4. Cupcake Puzzle - Fill random pockets of a cupcake tin with handfuls of food, fill every pocket with a tennis ball. He has to knock then all out. Refill as necessary.

5. Roller toy - Kaiju has the JW Holl-ee Roller: Amazon.com : JW Pet Hol-ee Roller Large (Assorted Colors) : Pet Toy Balls : Pet Supplies I cut 30-40 8 inch strips of fleece. I put a handful of food in 3/4 of the fleece then take all of them and either roll them up or tie them in loose knots and stuff them all into the ball. He has to unpack and untie each packet to get all the food. This is a guaranteed knockout toy for mine. He takes about 45 minutes to unpack and untie it and then passes out for an hour.
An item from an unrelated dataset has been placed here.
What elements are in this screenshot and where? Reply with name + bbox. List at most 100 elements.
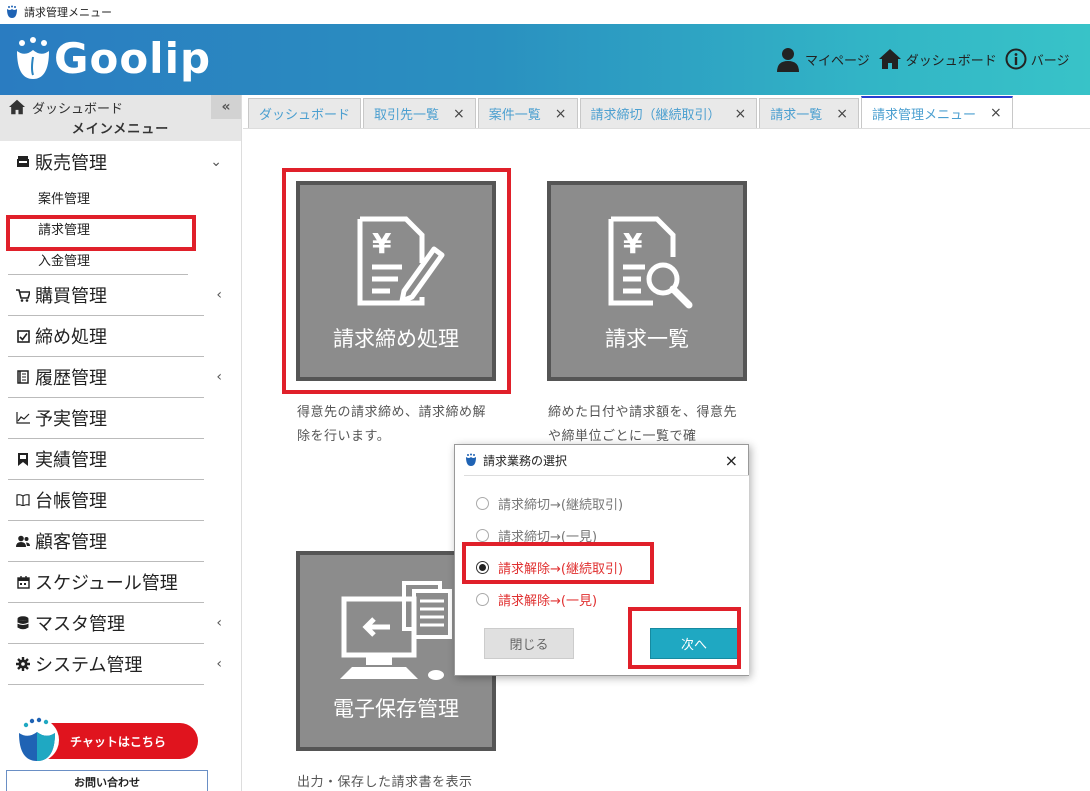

6. Homemade/Store bought puzzles: Things like the IQ ball, Buster cube, and Tug-a-Jug are always good. If you get the Tug-a-Jug, I actually like to cut the rope out and put a tennis ball in it instead. Does a similar job and doesn't get frayed like the rope. This puzzle toy is one I saw recently and I love the idea of. Looks pretty simple to build as well: https://au.lifestyle.yahoo.com/food...lever-dog-figures-out-bottle-game-for-treats/

7. Trick training is always good as well. Rainy days are great times to teach a new trick like Bang, High Five, Crate Up (taught mine to pull a fleece tug tied to his crate to lock himself in), teach to cross front paws, rollover, etc.


----------



## Skywalkers Mom (Oct 26, 2012)

Well I live in the Mtns so lots of rain. If there is thunder he is terrified. If no thunder we go out anyway and play in the rain. He loves the towel off part and shaking water all over me. Then treat time, then nap.


----------